Ministro do STF decidiu barrar temporariamente os efeitos da nova lei que reduz penas relacionadas aos atos de 8 de janeiro. Medida aumenta tensão entre Supremo, Congresso e governo federal.

O ministro Alexandre de Moraes, do Supremo Tribunal Federal (STF), determinou neste sábado a suspensão da aplicação da chamada Lei da Dosimetria, aprovada pelo Congresso Nacional e promulgada pelo presidente do Senado, Davi Alcolumbre, apenas um dia antes.

A decisão ocorre em meio a uma nova disputa jurídica e política envolvendo os desdobramentos dos atos antidemocráticos de 8 de janeiro.

A nova legislação havia entrado oficialmente em vigor na sexta-feira após Alcolumbre promulgar o texto depois que o presidente Luiz Inácio Lula da Silva deixou vencer o prazo constitucional de 48 horas para publicação.

A lei prevê mudanças na dosimetria das penas aplicadas aos condenados pelos ataques de 8 de janeiro, permitindo redução das punições em determinados casos.
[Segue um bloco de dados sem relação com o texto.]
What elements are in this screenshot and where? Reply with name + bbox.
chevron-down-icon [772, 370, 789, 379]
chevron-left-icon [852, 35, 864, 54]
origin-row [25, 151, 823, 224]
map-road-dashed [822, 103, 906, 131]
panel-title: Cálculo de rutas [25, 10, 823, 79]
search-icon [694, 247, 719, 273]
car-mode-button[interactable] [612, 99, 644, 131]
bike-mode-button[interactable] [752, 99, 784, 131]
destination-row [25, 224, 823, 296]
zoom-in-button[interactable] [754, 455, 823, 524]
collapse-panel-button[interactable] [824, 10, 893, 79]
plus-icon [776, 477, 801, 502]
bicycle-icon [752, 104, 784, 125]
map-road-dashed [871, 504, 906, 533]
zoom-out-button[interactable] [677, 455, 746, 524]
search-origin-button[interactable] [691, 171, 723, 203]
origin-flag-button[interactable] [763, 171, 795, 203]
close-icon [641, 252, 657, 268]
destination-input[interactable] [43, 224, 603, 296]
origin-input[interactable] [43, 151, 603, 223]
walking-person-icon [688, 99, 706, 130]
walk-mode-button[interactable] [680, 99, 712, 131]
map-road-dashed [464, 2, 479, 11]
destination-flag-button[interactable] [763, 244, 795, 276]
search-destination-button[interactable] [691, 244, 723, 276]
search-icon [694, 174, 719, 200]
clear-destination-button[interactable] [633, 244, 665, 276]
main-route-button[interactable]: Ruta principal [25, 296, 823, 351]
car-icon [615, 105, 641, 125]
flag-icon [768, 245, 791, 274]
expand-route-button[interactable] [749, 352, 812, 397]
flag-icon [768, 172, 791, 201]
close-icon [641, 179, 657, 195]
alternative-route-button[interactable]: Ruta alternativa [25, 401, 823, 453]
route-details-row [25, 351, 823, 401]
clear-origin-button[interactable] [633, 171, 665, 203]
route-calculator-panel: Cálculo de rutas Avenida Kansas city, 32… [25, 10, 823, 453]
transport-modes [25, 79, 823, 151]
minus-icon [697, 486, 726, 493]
A medida poderia beneficiar diretamente investigados e condenados ligados aos atos, incluindo aliados do ex-presidente Jair Bolsonaro.

A suspensão determinada por Moraes aconteceu após a defesa de Nara Faustino de Menezes, condenada pelos atos antidemocráticos, pedir revisão da pena com base na nova legislação.

Na decisão, Moraes argumentou que o caso precisa aguardar o julgamento das ações diretas de inconstitucionalidade apresentadas no STF contra a nova lei.

“A pendência de julgamento em controle concentrado de constitucionalidade configura fato processual novo e relevante”, escreveu o ministro ao justificar a suspensão da aplicação da norma por segurança jurídica.

A medida aumenta a tensão entre os Poderes em Brasília, especialmente porque partidos de esquerda e entidades ligadas à defesa da democracia acionaram o Supremo para tentar derrubar a lei recém-promulgada.

A federação formada por PT, PCdoB e PV entrou com ação contra a legislação. A federação PSol-Rede e a Associação Brasileira de Imprensa (ABI) também protocolaram pedidos de inconstitucionalidade no STF.

Além de suspender os efeitos da lei, Moraes determinou que o Congresso Nacional e o Palácio do Planalto se manifestem no prazo de cinco dias sobre a validade da medida. O ministro também solicitou pareceres da Advocacia-Geral da União (AGU) e da Procuradoria-Geral da República (PGR).

Nos bastidores políticos, a decisão provocou reação imediata entre parlamentares governistas e oposicionistas. Enquanto aliados do governo defendem a suspensão alegando proteção institucional e respeito à Constituição, parlamentares da oposição acusam o STF de interferência sobre decisões aprovadas pelo Congresso.

A discussão sobre a Lei da Dosimetria deve ganhar novos capítulos no Supremo nas próximas semanas e pode se transformar em mais um embate direto entre Judiciário e Legislativo em torno das consequências dos atos de 8 de janeiro.